In Augustus, the trial court certified a large class of security guards in locations throughout California. The trial court then granted the plaintiffs’ class-wide motion for summary judgment, holding that no triable issue remained as to whether the defendant authorized and permitted compliant rest breaks, principally because the trial court found that each and every security officer remained on call during rest breaks. The Court of Appeal reversed the summary judgment order, but upheld the certification order.
Regarding rest breaks, the court started with the language of the wage order, which describes the timing and nature of rest breaks, but does not describe the nature of rest breaks: “Every employer shall authorize and permit all employees to take rest periods, which insofar as practicable shall be in the middle of each work period. The authorized rest period time shall be based on the total hours worked daily at the rate of ten (10) minutes net rest time per four (4) hours or major fraction thereof. However, a rest period need not be authorized for employees whose total daily work time is less than three and one-half (3 1/2) hours. Authorized rest period time shall be counted as hours worked for which there shall be no deduction from wages.”
The court then relied upon Labor Code Section 226.7, which provides that “[a]n employer shall not require an employee to work during a meal or rest or recovery period.” (Emphasis in Augustus.) The court also relied upon the fact that the wage order provision governing meal periods requires that employees be “relieved of all duty” during a meal period, but the wage order provision pertaining to rest breaks contains no such requirement. The court applied settled maxims of interpretation, reasoning as follows: “If the IWC had wanted to prescribe that an employee be relieved of all duty during a rest period, it knew how to do so. That it did not indicates no such requirement was intended.”
Bottom line: “There is no support, therefore, in the text of Wage Order No. 4, the Labor Code, or any DLSE opinion letter for plaintiffs’ claim that a rest break is valid only if the employee is relieved of all duties.” Rather, “Labor Code section 226.7, contrary to the trial court’s ruling, prescribes only that an employee not be required to work on a rest break, not that he or she be relieved of all duties, such as the duty to remain on call.”
Central to the analysis regarding class certification was that, according to the Court of Appeal, the defendant admitted it requires its security guards to keep their radios and pagers on during rest breaks, to remain vigilant, and to respond when needs arise, such as when a tenant wishes to be escorted to the parking lot, a building manager must be notified of a mechanical problem, or an emergency situation occurs.” Relatedly, the defendant “maintained throughout the certification and summary judgment proceedings that the on-call nature of a rest break for a security guard is an industry necessity.” Finally, according to the Augustus court, the defendant “never denied” at the trial court level that a uniform policy requiring security guards to remain on call during rest breaks existed.
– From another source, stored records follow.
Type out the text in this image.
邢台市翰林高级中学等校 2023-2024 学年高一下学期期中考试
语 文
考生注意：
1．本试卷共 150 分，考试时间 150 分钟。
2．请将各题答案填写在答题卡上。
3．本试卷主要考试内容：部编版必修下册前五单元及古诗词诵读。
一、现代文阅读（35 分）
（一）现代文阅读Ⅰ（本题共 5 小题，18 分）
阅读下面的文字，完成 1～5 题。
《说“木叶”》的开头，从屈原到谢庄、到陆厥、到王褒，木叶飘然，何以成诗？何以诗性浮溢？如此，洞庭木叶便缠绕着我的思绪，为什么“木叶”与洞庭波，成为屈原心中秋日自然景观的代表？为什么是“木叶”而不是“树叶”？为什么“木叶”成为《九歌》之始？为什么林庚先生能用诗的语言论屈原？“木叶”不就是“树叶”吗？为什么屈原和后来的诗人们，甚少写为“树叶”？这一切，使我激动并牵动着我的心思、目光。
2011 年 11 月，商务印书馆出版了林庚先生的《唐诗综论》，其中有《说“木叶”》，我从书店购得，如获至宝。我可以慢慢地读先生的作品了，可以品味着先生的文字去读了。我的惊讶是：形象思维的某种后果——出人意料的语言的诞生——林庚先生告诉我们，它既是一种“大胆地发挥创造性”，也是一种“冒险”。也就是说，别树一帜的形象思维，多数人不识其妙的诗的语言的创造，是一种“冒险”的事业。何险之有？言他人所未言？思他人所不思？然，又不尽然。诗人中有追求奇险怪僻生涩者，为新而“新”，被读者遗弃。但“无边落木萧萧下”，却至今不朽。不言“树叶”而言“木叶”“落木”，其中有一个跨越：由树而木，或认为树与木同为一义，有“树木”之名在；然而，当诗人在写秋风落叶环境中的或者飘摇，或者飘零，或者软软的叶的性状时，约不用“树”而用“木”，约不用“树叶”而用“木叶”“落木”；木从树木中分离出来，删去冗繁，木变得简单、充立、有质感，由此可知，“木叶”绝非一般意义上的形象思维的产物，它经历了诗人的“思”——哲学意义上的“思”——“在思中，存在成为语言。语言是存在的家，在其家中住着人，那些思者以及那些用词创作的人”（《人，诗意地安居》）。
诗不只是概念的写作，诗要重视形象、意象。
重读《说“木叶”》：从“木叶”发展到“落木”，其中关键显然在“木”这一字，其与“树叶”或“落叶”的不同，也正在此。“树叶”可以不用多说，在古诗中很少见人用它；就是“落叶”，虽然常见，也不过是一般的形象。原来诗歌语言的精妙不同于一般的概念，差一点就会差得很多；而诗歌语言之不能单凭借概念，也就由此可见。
Relying heavily on what the Court of Appeal saw as a conceded class-wide policy and practice, the court upheld the class certification order, holding that “the trial court could reasonably conclude [the defendant] possessed a uniform policy of requiring its security guards to remain on call during their rest breaks.” The Augustus court then cited Brinker for the proposition that such a policy is “eminently suited for class treatment.”